Rea’s last contention is that the court should not have deducted from the award $160,934.00, the value of the assets transferred from the liquidated Oldsmobile operation to the new Ford Dealership. We agree that this deduction was error.

In our previous opinion in this case, we mentioned the $160,934.00 as one of the items for which some adjustment ought to be made in the redetermination of damages:

However, the jury’s award here failed to reflect the fact that in 1964 Rea Olds sold certain of its assets for $60,000. and that this cash and the remaining assets of the company were thereafter devoted to the operation of the Monroeville Ford franchise. To award 22 Ford recovery of anticipated profits from the Oldsmobile franchise without any deduction for the asset sale or for the fact that it benefited by having the retained cash and assets available for the operation of the new Ford franchise is to permit a double recovery. Cf. Gustafson v. General Motors Acceptance Corp., 470 F.2d 1057, 1061 (8th Cir. 1973). The award of damages in favor of plaintiffs for defendant’s violation of the Dealers’ Act will, therefore, be vacated and the case remanded for a re-*559determination of such damages in light of this opinion.

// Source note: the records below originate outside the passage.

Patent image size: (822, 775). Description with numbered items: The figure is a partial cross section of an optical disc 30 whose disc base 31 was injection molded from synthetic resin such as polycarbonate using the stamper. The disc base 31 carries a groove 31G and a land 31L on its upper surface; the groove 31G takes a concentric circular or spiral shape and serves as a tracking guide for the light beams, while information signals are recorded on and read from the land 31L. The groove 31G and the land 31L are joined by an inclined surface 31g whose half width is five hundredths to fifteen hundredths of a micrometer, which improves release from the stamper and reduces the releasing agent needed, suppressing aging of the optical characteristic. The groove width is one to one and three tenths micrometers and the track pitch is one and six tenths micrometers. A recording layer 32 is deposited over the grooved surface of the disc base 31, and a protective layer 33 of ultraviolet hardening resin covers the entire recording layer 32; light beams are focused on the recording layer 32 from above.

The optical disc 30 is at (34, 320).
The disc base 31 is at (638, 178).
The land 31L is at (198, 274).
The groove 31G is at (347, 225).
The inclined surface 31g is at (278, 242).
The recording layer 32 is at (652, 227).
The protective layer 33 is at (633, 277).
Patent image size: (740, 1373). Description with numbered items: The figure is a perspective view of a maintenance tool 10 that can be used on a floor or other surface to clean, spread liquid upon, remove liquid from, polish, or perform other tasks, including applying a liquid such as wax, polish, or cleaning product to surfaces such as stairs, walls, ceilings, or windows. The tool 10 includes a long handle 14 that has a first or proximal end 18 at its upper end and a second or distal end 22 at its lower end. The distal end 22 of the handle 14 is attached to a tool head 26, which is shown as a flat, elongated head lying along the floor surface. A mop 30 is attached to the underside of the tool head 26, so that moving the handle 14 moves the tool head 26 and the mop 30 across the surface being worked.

Rea, supra at 587 (footnote omitted).

The trial court determined the interest on this amount — $177,940.00. It then deducted $338,874.00, the total of the value of the transferred assets ($160,934.00) plus the interest these assets would have earned ($177,940.00), in order to reflect the benefit of “having the retained cash and assets available for the operation of the new Ford franchise.” See App. at 862a.

Deduction of the interest those assets could have earned was proper. The court recognized our concern that Rea was not harmed to the extent that the freeing of his assets in the Oldsmobile business merely allowed him to earn money elsewhere on those same assets. The asset value itself, though, was an amount that Rea’s Oldsmobile operation had already earned. It should not have been deducted from the future profits. It cannot be likened to a loan, which would have to be paid back, from the Oldsmobile dealership to Rea and then to the Ford franchise; instead, it was money that Rea, as a risker of capital, took out of the Oldsmobile venture and put into the Ford operation.

Therefore, we will vacate the judgment of the district court and remand with instructions to add $160,934.00 to the judgment.

. The dissent suggests that there was no finding “that Rea had unlimited capacity . . . to perform as manager of both dealerships” simultaneously. We do not agree. Our affirmance of liability below was premised on such a finding. Otherwise, there could have been no liability.

. 15 U.S.C. § 1221(c) provides as follows:

The term “automobile dealer” shall mean any person, partnership, corporation, association, or other form of business enterprise . operating under the terms of a franchise and engaged in the sale or distribution of passenger cars, trucks, or station wagons.